年間負荷とソート図の読み方

コラム5-1図3

図-1に日積算負荷の年間降順表示と代表日の蓄放熱状況を示します。コラム5-1で概念図として示した図です。なお図中の色分けは、蓄熱運転を行なった22時~8時を青色に、放熱(と追い掛け運転)を行った8時から22時までを橙色にしてあります。

この事例における蓄熱依存度は、ピーク日の日積算負荷が約1200GJ/日(図-1の①)に対して蓄熱可能熱量が670GJ/日(図-1の②)なので約55%になります。さらに、コラム5-1の図3に示した蓄熱依存度と年間夜間移行率の関係から、この蓄熱依存度を読み取ると、年間夜間移行率は約80%になります。

図-1

※グラフをクリックすると拡大表示されます(以下同)

これに対して実際の運用結果を見てみますと、670GJ/日以下の日において、昼間の運転が発生しているにも関わらず、実際の年間夜間移行率は82.5%(図-1の③)であり、コラム5-1の様な概念図による結果よりも年間夜間移行率が向上する傾向となっています。

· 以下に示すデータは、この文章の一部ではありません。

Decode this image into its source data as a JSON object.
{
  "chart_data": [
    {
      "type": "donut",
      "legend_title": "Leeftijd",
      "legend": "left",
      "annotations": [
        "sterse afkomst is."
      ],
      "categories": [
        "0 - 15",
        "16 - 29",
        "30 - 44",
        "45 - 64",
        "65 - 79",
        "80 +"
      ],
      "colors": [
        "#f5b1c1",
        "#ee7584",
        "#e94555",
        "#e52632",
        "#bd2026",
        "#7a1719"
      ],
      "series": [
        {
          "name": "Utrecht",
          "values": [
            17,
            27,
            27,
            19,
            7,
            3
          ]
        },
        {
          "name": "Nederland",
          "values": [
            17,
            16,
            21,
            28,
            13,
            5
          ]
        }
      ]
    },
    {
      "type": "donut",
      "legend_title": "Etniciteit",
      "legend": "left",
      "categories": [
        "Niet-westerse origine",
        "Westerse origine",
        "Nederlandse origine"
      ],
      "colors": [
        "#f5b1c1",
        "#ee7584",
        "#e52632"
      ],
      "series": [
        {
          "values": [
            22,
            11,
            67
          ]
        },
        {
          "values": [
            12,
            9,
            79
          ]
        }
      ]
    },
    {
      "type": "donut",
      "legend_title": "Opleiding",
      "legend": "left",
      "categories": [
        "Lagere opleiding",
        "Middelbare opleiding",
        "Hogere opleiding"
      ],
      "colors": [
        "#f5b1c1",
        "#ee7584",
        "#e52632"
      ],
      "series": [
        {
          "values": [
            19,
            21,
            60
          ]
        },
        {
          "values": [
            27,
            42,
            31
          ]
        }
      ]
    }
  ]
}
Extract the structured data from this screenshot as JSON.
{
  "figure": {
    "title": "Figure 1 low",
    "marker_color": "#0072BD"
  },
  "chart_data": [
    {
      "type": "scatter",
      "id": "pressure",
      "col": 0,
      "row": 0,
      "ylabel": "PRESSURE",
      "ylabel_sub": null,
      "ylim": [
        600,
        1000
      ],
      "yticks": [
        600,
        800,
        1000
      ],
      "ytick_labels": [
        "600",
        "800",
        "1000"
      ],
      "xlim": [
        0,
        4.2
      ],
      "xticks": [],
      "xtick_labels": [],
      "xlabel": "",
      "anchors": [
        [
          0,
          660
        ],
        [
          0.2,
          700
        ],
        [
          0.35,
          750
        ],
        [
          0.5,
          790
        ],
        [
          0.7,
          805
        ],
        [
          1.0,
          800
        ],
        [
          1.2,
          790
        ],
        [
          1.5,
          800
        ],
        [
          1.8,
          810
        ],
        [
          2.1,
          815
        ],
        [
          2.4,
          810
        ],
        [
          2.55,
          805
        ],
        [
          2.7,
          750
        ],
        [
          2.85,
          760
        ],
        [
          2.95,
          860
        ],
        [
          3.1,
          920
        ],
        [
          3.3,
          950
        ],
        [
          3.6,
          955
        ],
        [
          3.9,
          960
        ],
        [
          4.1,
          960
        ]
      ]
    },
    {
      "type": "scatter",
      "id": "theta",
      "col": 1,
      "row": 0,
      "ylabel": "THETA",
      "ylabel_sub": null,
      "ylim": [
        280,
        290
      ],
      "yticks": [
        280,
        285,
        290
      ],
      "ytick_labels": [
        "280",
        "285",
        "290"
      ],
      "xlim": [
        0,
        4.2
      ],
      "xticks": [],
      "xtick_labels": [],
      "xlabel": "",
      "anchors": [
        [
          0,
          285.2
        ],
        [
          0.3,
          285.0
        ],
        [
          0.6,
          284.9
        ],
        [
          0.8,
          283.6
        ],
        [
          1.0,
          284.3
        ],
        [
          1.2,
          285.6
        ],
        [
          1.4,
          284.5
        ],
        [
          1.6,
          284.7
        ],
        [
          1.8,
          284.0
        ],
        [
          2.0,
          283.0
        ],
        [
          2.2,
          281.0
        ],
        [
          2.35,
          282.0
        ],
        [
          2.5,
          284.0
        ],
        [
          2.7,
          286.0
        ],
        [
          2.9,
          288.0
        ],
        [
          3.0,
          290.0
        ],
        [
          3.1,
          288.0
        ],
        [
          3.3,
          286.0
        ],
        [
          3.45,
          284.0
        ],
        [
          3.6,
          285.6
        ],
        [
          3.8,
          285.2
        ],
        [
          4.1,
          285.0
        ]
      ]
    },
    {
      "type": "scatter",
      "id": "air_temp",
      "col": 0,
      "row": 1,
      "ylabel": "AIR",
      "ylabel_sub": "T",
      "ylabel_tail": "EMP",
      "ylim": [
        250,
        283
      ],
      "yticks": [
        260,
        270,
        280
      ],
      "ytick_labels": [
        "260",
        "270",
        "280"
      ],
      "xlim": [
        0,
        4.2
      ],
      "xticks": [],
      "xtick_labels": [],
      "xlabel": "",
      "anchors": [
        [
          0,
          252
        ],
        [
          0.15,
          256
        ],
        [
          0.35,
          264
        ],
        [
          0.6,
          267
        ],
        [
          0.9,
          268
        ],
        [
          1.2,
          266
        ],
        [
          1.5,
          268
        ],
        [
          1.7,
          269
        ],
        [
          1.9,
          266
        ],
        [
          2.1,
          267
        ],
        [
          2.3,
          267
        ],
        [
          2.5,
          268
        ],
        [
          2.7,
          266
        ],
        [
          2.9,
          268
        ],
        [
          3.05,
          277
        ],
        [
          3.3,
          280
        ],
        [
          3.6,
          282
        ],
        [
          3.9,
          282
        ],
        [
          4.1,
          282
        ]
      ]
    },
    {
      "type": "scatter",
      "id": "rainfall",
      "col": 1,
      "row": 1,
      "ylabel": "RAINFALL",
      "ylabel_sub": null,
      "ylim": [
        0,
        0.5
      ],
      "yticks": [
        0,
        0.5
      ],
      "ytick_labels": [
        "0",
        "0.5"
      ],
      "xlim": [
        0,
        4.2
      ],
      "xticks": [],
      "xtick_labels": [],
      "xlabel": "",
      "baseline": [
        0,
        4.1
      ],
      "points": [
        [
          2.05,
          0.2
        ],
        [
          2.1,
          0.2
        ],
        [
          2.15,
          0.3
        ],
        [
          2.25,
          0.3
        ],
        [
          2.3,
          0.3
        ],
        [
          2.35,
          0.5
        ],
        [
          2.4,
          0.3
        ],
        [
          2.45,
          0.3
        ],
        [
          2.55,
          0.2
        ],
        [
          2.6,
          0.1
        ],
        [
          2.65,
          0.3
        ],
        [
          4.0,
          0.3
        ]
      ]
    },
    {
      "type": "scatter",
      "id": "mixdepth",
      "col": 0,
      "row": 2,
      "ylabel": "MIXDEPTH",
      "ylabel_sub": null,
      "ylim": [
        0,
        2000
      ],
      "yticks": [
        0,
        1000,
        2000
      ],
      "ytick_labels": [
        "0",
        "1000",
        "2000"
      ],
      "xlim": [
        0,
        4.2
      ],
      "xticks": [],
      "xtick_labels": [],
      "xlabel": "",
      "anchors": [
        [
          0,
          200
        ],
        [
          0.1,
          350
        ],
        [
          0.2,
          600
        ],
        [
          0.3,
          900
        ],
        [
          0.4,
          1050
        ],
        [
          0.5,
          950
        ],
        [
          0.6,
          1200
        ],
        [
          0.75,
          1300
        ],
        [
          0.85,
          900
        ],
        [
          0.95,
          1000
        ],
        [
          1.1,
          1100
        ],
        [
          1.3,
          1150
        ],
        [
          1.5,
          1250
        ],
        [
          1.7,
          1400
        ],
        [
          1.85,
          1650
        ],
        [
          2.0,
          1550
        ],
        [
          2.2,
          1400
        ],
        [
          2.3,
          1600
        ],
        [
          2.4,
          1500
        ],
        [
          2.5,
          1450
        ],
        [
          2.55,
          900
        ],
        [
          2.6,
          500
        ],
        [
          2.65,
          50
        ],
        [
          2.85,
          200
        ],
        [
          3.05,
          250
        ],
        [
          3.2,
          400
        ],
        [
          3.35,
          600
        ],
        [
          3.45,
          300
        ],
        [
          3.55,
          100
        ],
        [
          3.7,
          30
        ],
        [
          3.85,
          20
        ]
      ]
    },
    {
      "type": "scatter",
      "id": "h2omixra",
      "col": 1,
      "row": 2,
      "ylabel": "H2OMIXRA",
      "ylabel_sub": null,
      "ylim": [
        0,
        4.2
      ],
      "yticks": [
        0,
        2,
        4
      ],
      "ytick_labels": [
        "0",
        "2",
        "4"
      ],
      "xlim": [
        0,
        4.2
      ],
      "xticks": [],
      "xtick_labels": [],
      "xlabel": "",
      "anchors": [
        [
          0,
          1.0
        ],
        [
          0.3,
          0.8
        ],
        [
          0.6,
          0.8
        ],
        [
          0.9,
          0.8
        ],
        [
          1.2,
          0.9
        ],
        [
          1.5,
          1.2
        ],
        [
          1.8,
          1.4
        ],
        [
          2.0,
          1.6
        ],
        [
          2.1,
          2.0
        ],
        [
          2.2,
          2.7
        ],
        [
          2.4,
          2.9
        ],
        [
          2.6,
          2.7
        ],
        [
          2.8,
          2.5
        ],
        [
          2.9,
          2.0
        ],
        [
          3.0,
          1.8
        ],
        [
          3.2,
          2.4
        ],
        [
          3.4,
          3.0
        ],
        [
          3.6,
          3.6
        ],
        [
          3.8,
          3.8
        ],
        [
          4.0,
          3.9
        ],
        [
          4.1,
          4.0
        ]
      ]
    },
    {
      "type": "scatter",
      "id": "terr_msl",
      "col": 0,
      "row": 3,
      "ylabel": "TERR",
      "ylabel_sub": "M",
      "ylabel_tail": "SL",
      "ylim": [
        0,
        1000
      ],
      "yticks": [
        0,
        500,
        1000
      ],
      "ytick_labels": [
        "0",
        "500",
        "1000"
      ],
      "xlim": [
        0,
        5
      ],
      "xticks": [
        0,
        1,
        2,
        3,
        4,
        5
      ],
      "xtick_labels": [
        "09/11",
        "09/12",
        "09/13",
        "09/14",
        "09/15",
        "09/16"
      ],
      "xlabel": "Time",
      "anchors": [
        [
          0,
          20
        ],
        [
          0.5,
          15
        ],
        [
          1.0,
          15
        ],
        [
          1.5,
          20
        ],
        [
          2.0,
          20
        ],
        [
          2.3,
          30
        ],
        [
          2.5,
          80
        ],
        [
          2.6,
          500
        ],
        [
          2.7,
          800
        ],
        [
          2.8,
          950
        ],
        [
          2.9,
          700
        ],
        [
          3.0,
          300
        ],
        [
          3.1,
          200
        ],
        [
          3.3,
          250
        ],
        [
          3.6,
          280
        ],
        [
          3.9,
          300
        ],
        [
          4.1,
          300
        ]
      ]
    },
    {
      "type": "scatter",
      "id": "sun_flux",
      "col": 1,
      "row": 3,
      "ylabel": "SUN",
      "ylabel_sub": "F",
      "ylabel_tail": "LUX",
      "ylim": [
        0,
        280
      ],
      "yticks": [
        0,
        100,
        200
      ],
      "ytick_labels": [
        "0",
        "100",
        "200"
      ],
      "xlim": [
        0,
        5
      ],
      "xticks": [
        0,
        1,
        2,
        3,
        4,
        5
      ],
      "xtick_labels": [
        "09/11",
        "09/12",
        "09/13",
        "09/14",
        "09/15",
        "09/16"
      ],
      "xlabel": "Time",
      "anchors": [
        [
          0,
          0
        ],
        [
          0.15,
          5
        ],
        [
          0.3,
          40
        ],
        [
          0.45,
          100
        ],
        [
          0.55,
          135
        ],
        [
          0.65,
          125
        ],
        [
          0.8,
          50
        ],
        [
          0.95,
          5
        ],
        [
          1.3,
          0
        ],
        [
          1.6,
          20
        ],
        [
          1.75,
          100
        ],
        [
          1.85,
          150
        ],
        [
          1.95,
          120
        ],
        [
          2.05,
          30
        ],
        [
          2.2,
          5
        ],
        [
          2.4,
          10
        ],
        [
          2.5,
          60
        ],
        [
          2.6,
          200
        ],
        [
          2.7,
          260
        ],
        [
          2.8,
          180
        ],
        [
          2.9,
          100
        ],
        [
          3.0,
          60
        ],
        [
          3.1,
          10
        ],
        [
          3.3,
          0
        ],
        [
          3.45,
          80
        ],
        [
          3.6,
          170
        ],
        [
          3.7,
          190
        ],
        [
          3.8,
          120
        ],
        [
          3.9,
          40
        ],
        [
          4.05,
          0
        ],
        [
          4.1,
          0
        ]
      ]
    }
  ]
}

これは、実際の年間降順表示は直角三角形の形ではなく斜辺が少し凹むため、実際にはより蓄熱の効果が顕在化するためです。なお、蓄熱で十分まかなえる時期における昼間の運転は、検査・メンテナンスや運用上の都合によるものです。

図-2(a)に日積算負荷100%(ピーク日)の蓄放熱の状況を示します。ピーク日においては、夜間に可能な限り蓄熱を行い、昼間の運転と放熱により、時間積算負荷をまかなっていることが分かります。

また図-2(b)に示す日積算負荷40%(中間期)と、図-2(c)に示す日積算負荷5%(冬期)においては、日積算負荷に対して、昼間の蓄熱槽からの放熱分の占める割合が増え、昼間の熱源運転が無くなります。

図-2 図-3 図-4

ここでポイントとなるのが、蓄熱運転時間(図中青の部分)の減り方です。昼間に必要な量以上に蓄える必要はありませんので、必要量を、夜間のうちに安定した定格出力でかつ短時間に蓄熱することが可能となります。

従って、年間の全ての日を対象として、放熱量をうまく制御することで、夜間の蓄熱運転時だけではなく、昼間の運転時においても、熱源機を負荷形態に合わせて変動させる運転をすることなく、熱源機は定格出力で運転しています。

※定格出力と記述しましたが、最高効率点における熱源の運転が理想的であり、それが適用可能な近年開発されたインバータ制御の熱源機の場合については、別の機会に説明します。